DIFERENÇA: Entre sexos, no caso. Uma das vantagens de passar grande parte do meu tempo no consultório é que aprendi, literalmente, a admirar as mulheres. A elegância com que encornam os maridos é infinitamente superior à desfaçatez egoísta com que estes o fazem. Uma doente minha já vai na 3ª relação extra-conjugal, expressão que aliás nunca utiliza. E muito bem. Que raio é isso de extra-conjugal? Uma notícia de fecho de edição? 200 gramas de pizza grátis? E depois o pudor: tenho uma pessoa, estou envolvida com alguém, quase um encontro místico. La Rochefoucauld, sempre certeiro, indagava se a violência que a infidelidade exige valerá menos do que a necessária para nos mantermos fieis. A essa mulher, quarenta anos de loura, disse-lhe eu uma vez que a civilização ocidental tem muito a ganhar com mulheres que enganam os maridos á tardinha, á noite dão banho às crianças e assam o lombo para o jantar. Os petizes crescem, sadios como os psicólogos ordenam, e eles adormecem, retemperando forças para mais um dia de trabalho.
Mas não só dos lençois. Ao fim e ao cabo, com mais ou menos emancipação, com esta ou aquela excepção, a mulher mantém um sentido de responsabilidade brutal. Sei que por vezes são aspectos bem materiais que as dissolvem no sacrifício de aturar imbecis.

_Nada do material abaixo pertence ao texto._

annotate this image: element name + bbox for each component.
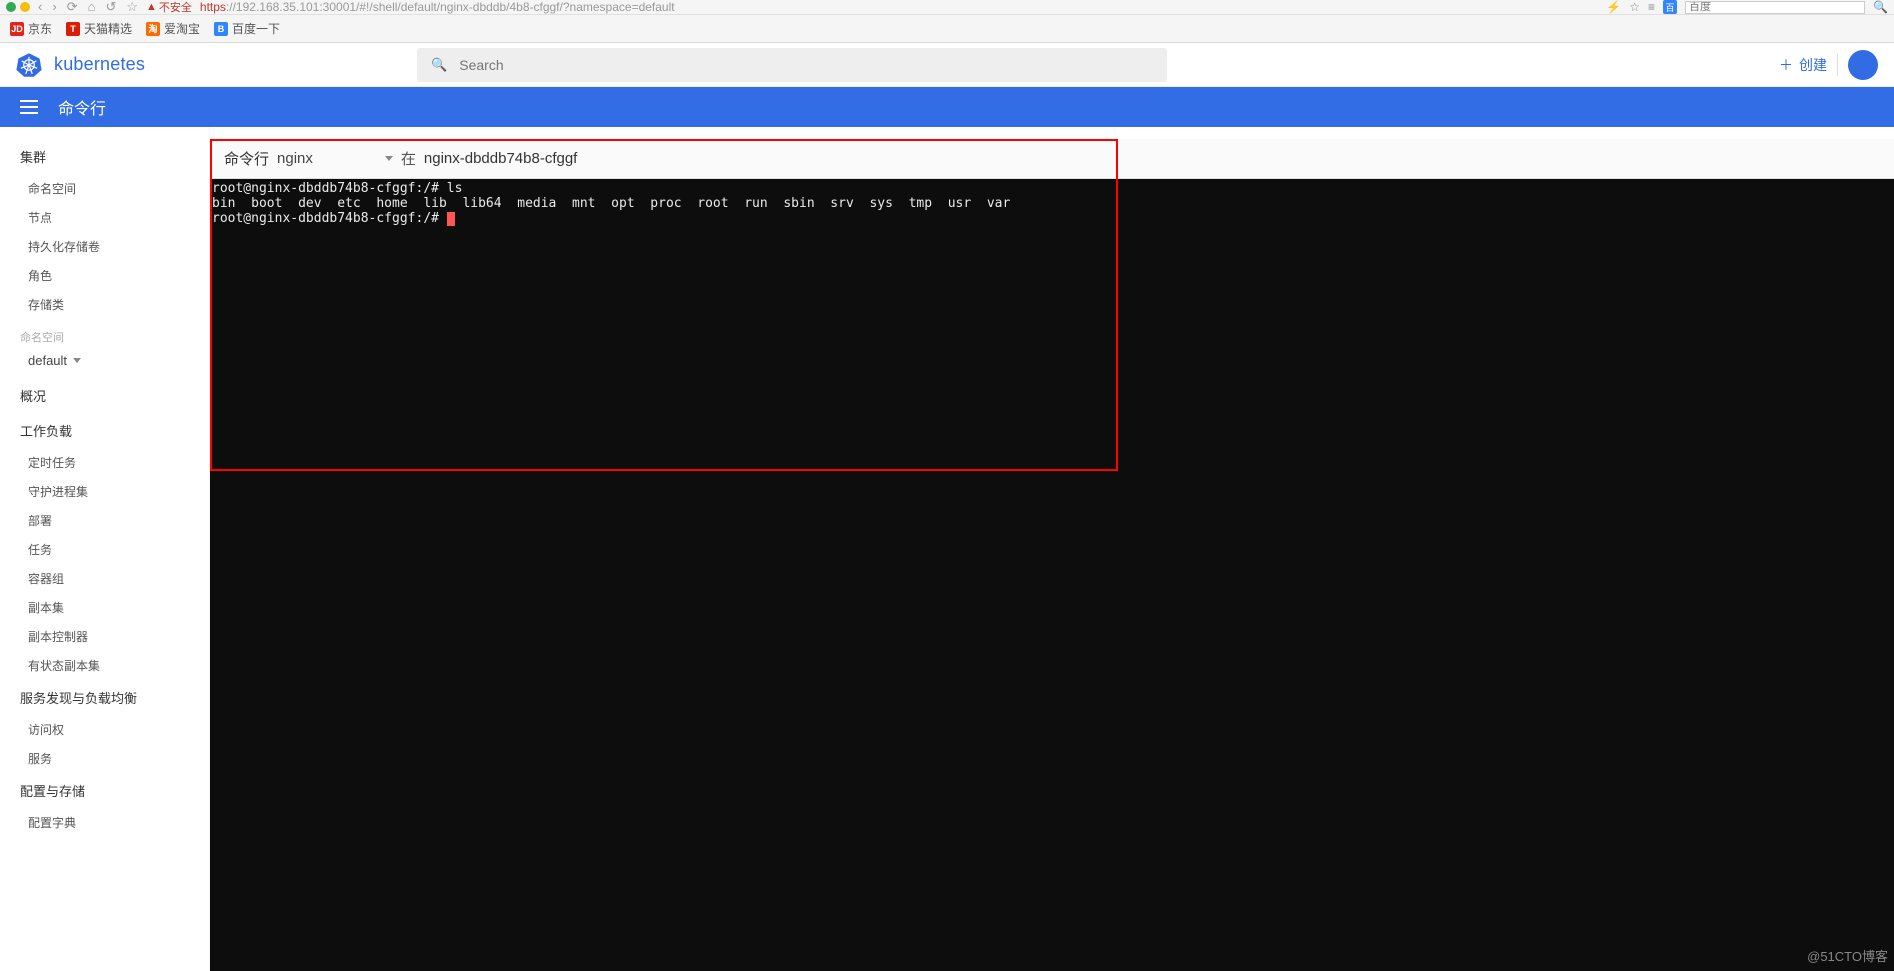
sidebar-item-workload-3[interactable]: 任务	[0, 535, 209, 564]
main-layout: 集群命名空间节点持久化存储卷角色存储类命名空间default 概况工作负载定时任…	[0, 127, 1894, 971]
undo-icon[interactable]: ↺	[105, 0, 116, 15]
terminal-line: root@nginx-dbddb74b8-cfggf:/#	[212, 211, 1892, 226]
bookmark-item[interactable]: 淘爱淘宝	[146, 20, 200, 37]
search-box[interactable]: 🔍	[417, 48, 1167, 82]
sidebar-item-svc-1[interactable]: 服务	[0, 744, 209, 773]
forward-icon[interactable]: ›	[52, 0, 56, 15]
dot-yellow	[20, 2, 30, 12]
cursor-icon	[447, 212, 455, 226]
sidebar-item-workload-4[interactable]: 容器组	[0, 564, 209, 593]
chevron-down-icon	[385, 156, 393, 161]
bolt-icon[interactable]: ⚡	[1606, 0, 1621, 14]
content-area: 命令行 nginx 在 nginx-dbddb74b8-cfggf root@n…	[210, 127, 1894, 971]
sidebar-item-workload-7[interactable]: 有状态副本集	[0, 651, 209, 680]
address-bar[interactable]: https://192.168.35.101:30001/#!/shell/de…	[200, 0, 675, 14]
create-button[interactable]: ＋ 创建	[1779, 55, 1827, 75]
search-input[interactable]	[459, 57, 1153, 73]
chevron-down-icon	[73, 358, 81, 363]
sidebar-item-workload-6[interactable]: 副本控制器	[0, 622, 209, 651]
insecure-label: 不安全	[159, 0, 192, 15]
sidebar-item-cluster-3[interactable]: 角色	[0, 261, 209, 290]
sidebar-item-cluster-4[interactable]: 存储类	[0, 290, 209, 319]
bookmark-label: 百度一下	[232, 20, 280, 37]
pod-name: nginx-dbddb74b8-cfggf	[424, 150, 577, 167]
container-name: nginx	[277, 150, 313, 167]
terminal-line: root@nginx-dbddb74b8-cfggf:/# ls	[212, 181, 1892, 196]
watermark: @51CTO博客	[1807, 946, 1888, 965]
divider	[1837, 54, 1838, 76]
browser-chrome-bar: ‹ › ⟳ ⌂ ↺ ☆ ▲ 不安全 https://192.168.35.101…	[0, 0, 1894, 15]
bookmark-icon: B	[214, 22, 228, 36]
sidebar-item-workload-0[interactable]: 定时任务	[0, 448, 209, 477]
bookmarks-bar: JD 京东 T 天猫精选淘爱淘宝 B 百度一下	[0, 15, 1894, 43]
baidu-search-input[interactable]	[1685, 1, 1865, 14]
sidebar: 集群命名空间节点持久化存储卷角色存储类命名空间default 概况工作负载定时任…	[0, 127, 210, 971]
terminal-wrapper: 命令行 nginx 在 nginx-dbddb74b8-cfggf root@n…	[210, 139, 1894, 971]
search-go-icon[interactable]: 🔍	[1873, 0, 1888, 14]
menu-icon-small[interactable]: ≡	[1648, 0, 1655, 14]
shell-label: 命令行	[224, 148, 269, 169]
sidebar-section-cluster[interactable]: 集群	[0, 139, 209, 174]
secondary-bar: 命令行	[0, 87, 1894, 127]
sidebar-section-config[interactable]: 配置与存储	[0, 773, 209, 808]
bookmark-item[interactable]: B 百度一下	[214, 20, 280, 37]
bookmark-icon: 淘	[146, 22, 160, 36]
window-dots	[6, 2, 30, 12]
app-title: kubernetes	[54, 54, 145, 75]
url-path: :30001/#!/shell/default/nginx-dbddb/4b8-…	[319, 0, 674, 14]
create-label: 创建	[1799, 55, 1827, 75]
page-title: 命令行	[58, 95, 106, 119]
sidebar-section-overview[interactable]: 概况	[0, 378, 209, 413]
reload-icon[interactable]: ⟳	[67, 0, 78, 15]
browser-nav-icons: ‹ › ⟳ ⌂ ↺ ☆	[38, 0, 138, 15]
namespace-value: default	[28, 353, 67, 368]
sidebar-item-cluster-1[interactable]: 节点	[0, 203, 209, 232]
sidebar-item-cluster-0[interactable]: 命名空间	[0, 174, 209, 203]
dot-green	[6, 2, 16, 12]
baidu-logo-icon: 百	[1663, 0, 1677, 14]
url-proto: https	[200, 0, 226, 14]
sidebar-item-workload-2[interactable]: 部署	[0, 506, 209, 535]
hamburger-icon[interactable]	[20, 100, 38, 114]
star2-icon[interactable]: ☆	[1629, 0, 1640, 14]
app-header: kubernetes 🔍 ＋ 创建	[0, 43, 1894, 87]
header-actions: ＋ 创建	[1779, 50, 1878, 80]
shell-header: 命令行 nginx 在 nginx-dbddb74b8-cfggf	[210, 139, 1894, 179]
bookmark-label: 爱淘宝	[164, 20, 200, 37]
container-dropdown[interactable]: nginx	[277, 150, 393, 167]
browser-right-controls: ⚡ ☆ ≡ 百 🔍	[1606, 0, 1888, 14]
sidebar-item-svc-0[interactable]: 访问权	[0, 715, 209, 744]
bookmark-label: 天猫精选	[84, 20, 132, 37]
bookmark-icon: JD	[10, 22, 24, 36]
sidebar-section-workloads[interactable]: 工作负载	[0, 413, 209, 448]
bookmark-icon: T	[66, 22, 80, 36]
sidebar-item-config-0[interactable]: 配置字典	[0, 808, 209, 837]
terminal-line: bin boot dev etc home lib lib64 media mn…	[212, 196, 1892, 211]
bookmark-item[interactable]: T 天猫精选	[66, 20, 132, 37]
sidebar-section-svc[interactable]: 服务发现与负载均衡	[0, 680, 209, 715]
search-icon: 🔍	[431, 57, 447, 73]
back-icon[interactable]: ‹	[38, 0, 42, 15]
star-icon[interactable]: ☆	[126, 0, 138, 15]
terminal[interactable]: root@nginx-dbddb74b8-cfggf:/# lsbin boot…	[210, 179, 1894, 228]
insecure-warning: ▲ 不安全	[146, 0, 192, 15]
warning-icon: ▲	[146, 1, 157, 13]
sidebar-item-cluster-2[interactable]: 持久化存储卷	[0, 232, 209, 261]
bookmark-item[interactable]: JD 京东	[10, 20, 52, 37]
bookmark-label: 京东	[28, 20, 52, 37]
sidebar-item-workload-1[interactable]: 守护进程集	[0, 477, 209, 506]
user-avatar-icon[interactable]	[1848, 50, 1878, 80]
url-host: ://192.168.35.101	[226, 0, 319, 14]
in-label: 在	[401, 148, 416, 169]
sidebar-item-workload-5[interactable]: 副本集	[0, 593, 209, 622]
sidebar-subhead: 命名空间	[0, 319, 209, 349]
namespace-select[interactable]: default	[28, 353, 189, 368]
home-icon[interactable]: ⌂	[88, 0, 96, 15]
plus-icon: ＋	[1779, 55, 1793, 75]
kubernetes-logo-icon	[16, 52, 42, 78]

Mas hoje, em incontáveis casos, são mulheres materialmente independentes que fazem escolhas que nenhum homem seria capaz de fazer: ficar porque há crianças. A independência material desmentiu o mito que as mulheres ficavam porque não tinham para onde ir. É verdade que o divórcio aumentou muito nos últimos 27 anos (vg Divórcio em Portugal de Anália Torres) mas não tanto quanto seria de esperar se a única amarra fosse a dependência material.

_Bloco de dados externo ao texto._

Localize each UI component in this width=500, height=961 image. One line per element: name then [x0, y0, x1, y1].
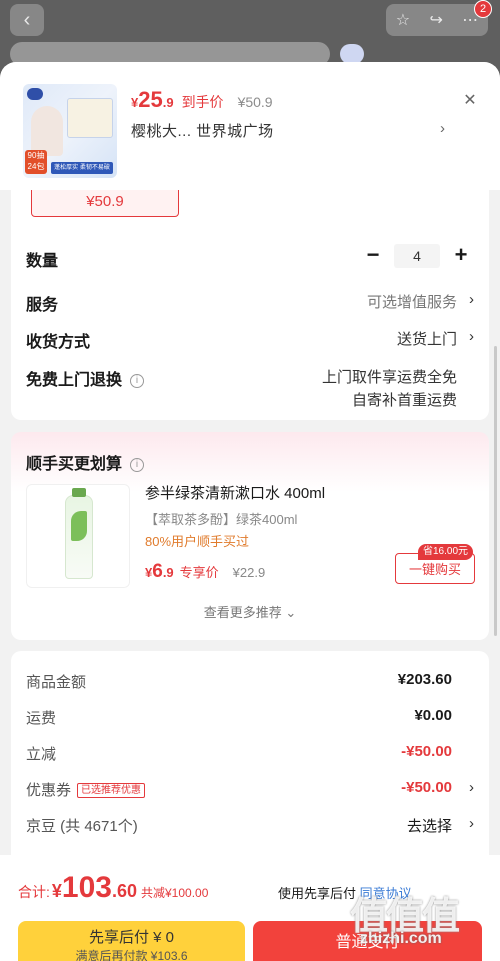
- chevron-right-icon: ›: [469, 815, 474, 832]
- shipping-label: 运费: [26, 710, 57, 727]
- free-return-label-text: 免费上门退换: [26, 372, 123, 389]
- save-tag: 省16.00元: [418, 544, 474, 560]
- tissue-pack-figure: [67, 98, 113, 138]
- free-return-line1: 上门取件享运费全免: [321, 369, 457, 386]
- quantity-label: 数量: [26, 253, 59, 270]
- discount-value: -¥50.00: [401, 743, 452, 760]
- total-price: 合计: ¥ 103 .60 共减¥100.00: [18, 871, 208, 905]
- chevron-right-icon: ›: [469, 328, 474, 345]
- close-button[interactable]: ✕: [458, 89, 482, 113]
- price-symbol: ¥: [145, 565, 153, 580]
- back-button[interactable]: ‹: [10, 4, 44, 36]
- back-arrow-icon: ‹: [23, 8, 31, 31]
- price-label: 到手价: [181, 94, 224, 110]
- free-return-label: 免费上门退换 i: [26, 366, 145, 390]
- chevron-right-icon: ›: [469, 779, 474, 796]
- quantity-input[interactable]: 4: [394, 244, 440, 268]
- discount-label: 立减: [26, 746, 57, 763]
- price-symbol: ¥: [131, 95, 139, 110]
- goods-amount-label: 商品金额: [26, 674, 87, 691]
- service-value: 可选增值服务: [366, 294, 457, 311]
- chevron-right-icon: ›: [469, 291, 474, 308]
- coupon-tag: 已选推荐优惠: [77, 783, 146, 798]
- store-name[interactable]: 樱桃大... 世界城广场: [131, 120, 274, 141]
- total-symbol: ¥: [51, 881, 62, 901]
- price-label: 专享价: [179, 565, 219, 580]
- total-decimal: .60: [111, 881, 137, 901]
- plus-button[interactable]: +: [448, 243, 474, 269]
- delivery-label: 收货方式: [26, 334, 91, 351]
- bundle-title-text: 顺手买更划算: [26, 456, 123, 473]
- bundle-product-percent: 80%用户顺手买过: [145, 534, 250, 549]
- bundle-product-price: ¥ 6 .9 专享价 ¥22.9: [145, 561, 265, 583]
- service-label: 服务: [26, 297, 59, 314]
- beans-label: 京豆 (共 4671个): [26, 818, 138, 835]
- brand-logo-icon: [27, 88, 43, 100]
- pay-later-sub: 满意后再付款 ¥103.6: [75, 949, 188, 961]
- price-integer: 6: [152, 561, 163, 582]
- beans-value: 去选择: [406, 818, 452, 835]
- spec-chip-selected[interactable]: ¥50.9: [31, 186, 179, 217]
- leaf-figure: [71, 511, 87, 541]
- bundle-title: 顺手买更划算 i: [26, 450, 145, 474]
- total-label: 合计:: [18, 884, 50, 900]
- info-icon[interactable]: i: [130, 374, 145, 388]
- share-icon[interactable]: ↪: [429, 10, 442, 30]
- bundle-card: 顺手买更划算 i 参半绿茶清新漱口水 400ml 【萃取茶多酚】绿茶400ml 8…: [11, 432, 489, 640]
- background-logo: [340, 44, 364, 64]
- price-integer: 25: [138, 87, 163, 112]
- pay-later-button[interactable]: 先享后付 ¥ 0 满意后再付款 ¥103.6: [18, 921, 245, 961]
- coupon-value: -¥50.00: [401, 779, 452, 796]
- free-return-desc: 上门取件享运费全免 自寄补首重运费: [322, 366, 457, 412]
- minus-button[interactable]: −: [360, 243, 386, 269]
- free-return-line2: 自寄补首重运费: [351, 392, 457, 409]
- close-icon: ✕: [463, 92, 477, 109]
- thumb-tag: 蓬松厚实 柔韧不易破: [51, 162, 113, 174]
- bundle-product-name[interactable]: 参半绿茶清新漱口水 400ml: [145, 482, 325, 503]
- quantity-stepper: − 4 +: [360, 243, 474, 269]
- top-bar: ‹ ☆ ↪ ⋯ 2: [0, 0, 500, 66]
- coupon-label-text: 优惠券: [26, 782, 72, 799]
- price-decimal: .9: [162, 95, 174, 110]
- info-icon[interactable]: i: [130, 458, 145, 472]
- shipping-value: ¥0.00: [414, 707, 452, 724]
- star-icon[interactable]: ☆: [396, 10, 410, 30]
- coupon-label: 优惠券 已选推荐优惠: [26, 779, 146, 800]
- delivery-value: 送货上门: [396, 331, 457, 348]
- bundle-product-sub: 【萃取茶多酚】绿茶400ml: [145, 512, 298, 527]
- watermark-site: zhizhi.com: [360, 930, 442, 947]
- purchase-sheet: 90抽 24包 蓬松厚实 柔韧不易破 ¥ 25 .9 到手价 ¥50.9 樱桃大…: [0, 62, 500, 961]
- model-figure: [31, 106, 63, 156]
- sheet-header: 90抽 24包 蓬松厚实 柔韧不易破 ¥ 25 .9 到手价 ¥50.9 樱桃大…: [0, 62, 500, 190]
- more-recommendations-link[interactable]: 查看更多推荐 ⌄: [11, 602, 489, 621]
- chevron-right-icon[interactable]: ›: [440, 120, 445, 137]
- scrollbar[interactable]: [494, 346, 497, 636]
- paylater-note-text: 使用先享后付: [278, 886, 357, 901]
- options-card: ¥50.9 数量 − 4 + 服务 可选增值服务 › 收货方式 送货上门 › 免…: [11, 166, 489, 420]
- thumb-badge: 90抽 24包: [25, 150, 47, 174]
- original-price: ¥50.9: [237, 94, 273, 110]
- product-price: ¥ 25 .9 到手价 ¥50.9: [131, 87, 273, 113]
- bundle-product-image[interactable]: [26, 484, 130, 588]
- total-saved: 共减¥100.00: [141, 886, 209, 900]
- original-price: ¥22.9: [232, 565, 266, 580]
- bottle-cap-figure: [72, 488, 86, 497]
- top-actions: ☆ ↪ ⋯: [386, 4, 488, 36]
- product-thumbnail[interactable]: 90抽 24包 蓬松厚实 柔韧不易破: [23, 84, 117, 178]
- total-integer: 103: [61, 871, 112, 904]
- goods-amount-value: ¥203.60: [397, 671, 452, 688]
- price-decimal: .9: [162, 565, 174, 580]
- pay-later-main: 先享后付 ¥ 0: [88, 929, 175, 946]
- notification-badge: 2: [474, 0, 492, 18]
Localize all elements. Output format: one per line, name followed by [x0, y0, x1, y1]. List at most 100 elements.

A capacidade de pensarem para lá de elas próprias é uma derradeira prova que o vínculo civilizacional essencial está na capacidade de amar (aqui mascarado na maternidade) e não no objecto do amor. De qualquer modo está nas mulheres, depositárias do vínculo original. Descansem as feministas de serviço, não é a sagrada maternidade que elas respeitam: elas criam um laço e um ritmo que percebem transcender as suas possibilidades. Projectam assim no tempo, um arranjo do qual fazem parte, incluindo hoje em dia, alegremente, o seu proprio prazer. Um homem declarará outras prioridades, exteriores à sabedoria. Regressando a La Rochefoucauld, resta aos machos a homenagem que o vício presta à virtude.